Tuesday, 5 July 2016

Sorry!

Over the last ten years I’ve lived in the UK I have picked up couple of local habits with ease - being late and saying sorry. I guess the latter can be helpful with the first one. 
I still do remember my very first visit to a shop in London when I was a tourist in England. Living abroad felt foreign to me and something I couldn’t totally comprehend at the time, so basically when I was very young and naïve! So as soon as I was in there, the shop assistants approached me at speed asking if I needed any help. “For goodness sake, I JUST arrived here, not sure what you’re even selling! Oh, shoes! No, thanks! Can’t you tell I’m just wondering around in Oxford Street and doing some window shopping! Yeah, I know I should have stayed outside of the shop then, but oh well, happened to step in!” Ok, I didn’t actually say that and probably these thoughts didn’t even cross my mind. More likely I tried to think of an excuse and escape ASAP. Oh, sorry, I’m misleading you now. I don’t think I was trying to find an excuse, because being apologetic wasn’t something I was used to. To be honest I just answered with a simple ‘no’ to the querying shop assistants, who then said ‘sorry’ over and over again while I left in a hurry, gaze at the floor, cheeks burning of embarrassment.
Nowadays I’m saying sorry a lot, naturally even to the street posts I’m bumping into, AND obviously when I’m late. In Estonia it would be considered rude to be late. I guess Estonians are more similar to Germans in that sense and have adopted their punctuality. But as these last years I have lived in Britain (and not in Estonia or Germany) I’ve learnt that as long as you rely on the trains (or should I say public transport?) and not on your own feet to walk (hurriedly) the distance, and need to be somewhere on a certain time, always allow some extra time! 

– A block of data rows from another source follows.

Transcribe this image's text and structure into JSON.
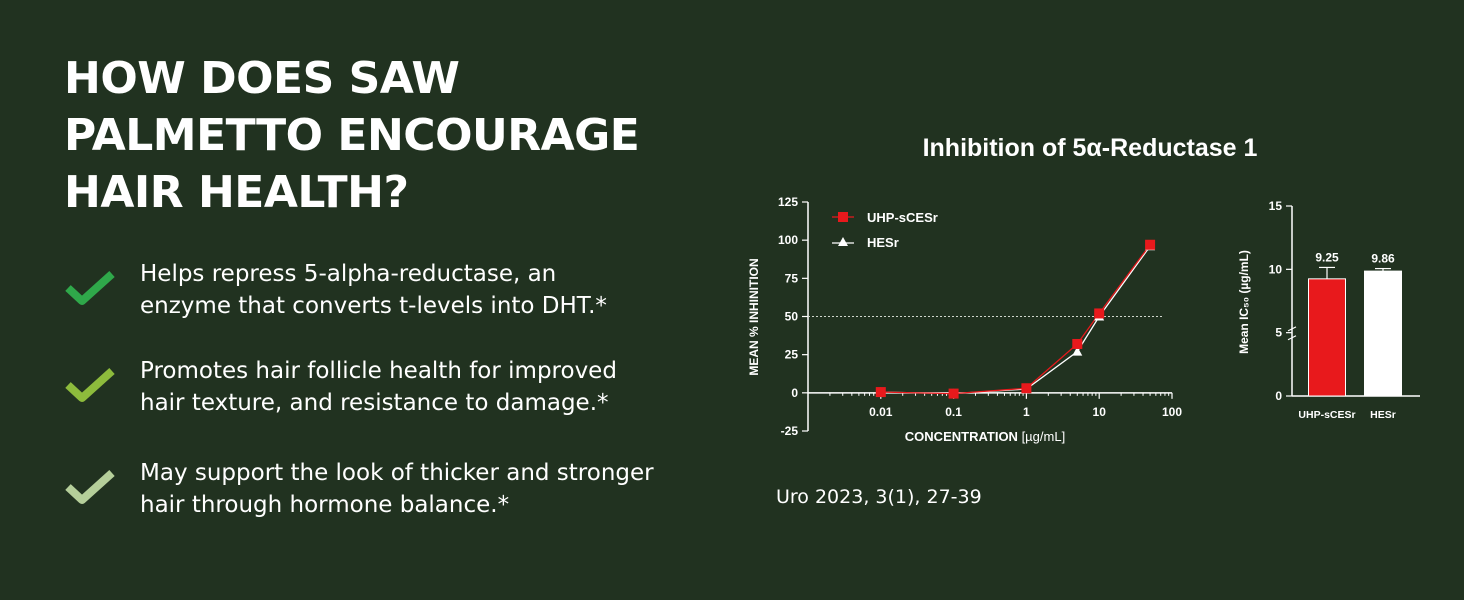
{
  "headline": [
    "HOW DOES SAW",
    "PALMETTO ENCOURAGE",
    "HAIR HEALTH?"
  ],
  "benefits": [
    {
      "lines": [
        "Helps repress 5-alpha-reductase, an",
        "enzyme that converts t-levels into DHT.*"
      ],
      "check_color": "#2fa84a",
      "icon": "check-icon"
    },
    {
      "lines": [
        "Promotes hair follicle health for improved",
        "hair texture, and resistance to damage.*"
      ],
      "check_color": "#8dbb3c",
      "icon": "check-icon"
    },
    {
      "lines": [
        "May support the look of thicker and stronger",
        "hair through hormone balance.*"
      ],
      "check_color": "#b5cf9a",
      "icon": "check-icon"
    }
  ],
  "chart_title": "Inhibition of 5α-Reductase 1",
  "citation": "Uro 2023, 3(1), 27-39",
  "colors": {
    "background": "#213220",
    "series_red": "#e8191c",
    "series_white": "#ffffff"
  },
  "chart_data": [
    {
      "type": "line",
      "title": "Inhibition of 5α-Reductase 1",
      "xlabel": "CONCENTRATION",
      "xlabel_unit": "[µg/mL]",
      "ylabel": "MEAN % INHINITION",
      "x_scale": "log",
      "xlim": [
        0.001,
        100
      ],
      "ylim": [
        -25,
        125
      ],
      "x_ticks": [
        0.01,
        0.1,
        1,
        10,
        100
      ],
      "x_tick_labels": [
        "0.01",
        "0.1",
        "1",
        "10",
        "100"
      ],
      "y_ticks": [
        -25,
        0,
        25,
        50,
        75,
        100,
        125
      ],
      "y_tick_labels": [
        "-25",
        "0",
        "25",
        "50",
        "75",
        "100",
        "125"
      ],
      "reference_line": 50,
      "legend_position": "top-left",
      "series": [
        {
          "name": "UHP-sCESr",
          "marker": "square",
          "color": "#e8191c",
          "x": [
            0.01,
            0.1,
            1,
            5,
            10,
            50
          ],
          "y": [
            0.5,
            -0.5,
            3,
            32,
            52,
            97
          ]
        },
        {
          "name": "HESr",
          "marker": "triangle",
          "color": "#ffffff",
          "x": [
            0.01,
            0.1,
            1,
            5,
            10,
            50
          ],
          "y": [
            0.5,
            -0.5,
            2.5,
            27,
            50,
            96
          ]
        }
      ]
    },
    {
      "type": "bar",
      "ylabel": "Mean IC₅₀ (µg/mL)",
      "ylim": [
        0,
        15
      ],
      "y_ticks": [
        0,
        5,
        10,
        15
      ],
      "y_tick_labels": [
        "0",
        "5",
        "10",
        "15"
      ],
      "categories": [
        "UHP-sCESr",
        "HESr"
      ],
      "values": [
        9.25,
        9.86
      ],
      "value_labels": [
        "9.25",
        "9.86"
      ],
      "error": [
        0.9,
        0.2
      ],
      "colors": [
        "#e8191c",
        "#ffffff"
      ]
    }
  ]
}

When I went to volunteer at Sheffield Doc/Fest recently I allowed myself only one extra hour, but as it soon appeared it wasn’t enough. A frequent train-traveller, a psychology professor sat next to me (and was on his way to do some IQ testing) told me that I should always add minimum two hours to my journey. And this was exactly for how long my train was eventually delayed, with a bonus of changing the trains and standing last half an hour in front of the toilet, eating my home-made sandwich which I didn’t dare to eat while trying not to be too transparent about my (lack) of knowledge and intelligence level with the IQ-way-above-an-average-professor. During the standstill of the train he suggested he could test me to pass the time. I didn’t feel the need to show off in front of the carriage full of people and refused his kind offer. Later when he was leaving I apologised not being able to hold the conversation on aeroplane engines (that he had had with someone else with an IQ of 183, because that’s what you would do if you were so highly intelligent). Anyway when I finally got to my post at Doc/Fest, being late more than a standard 15 minutes, I turned on my repeat mode of saying ‘sorry’.
Time management aside I’m also trying to instil into my children to say sorry when necessary (it appears you can never run out of the possibilities for that). I have done it so much so the other night during the Euro matches one of them came to share the frustration: “It’s not really nice that footballers who hurt other players on the pitch do not say sorry to each other…”

And additionally on the same note - it all makes sense now when I think way back to the time when I was a little girl at school. One of the most important sentences that had to be learnt by heart in our English class and it’s still stuck with me, was: “Please excuse my coming late!”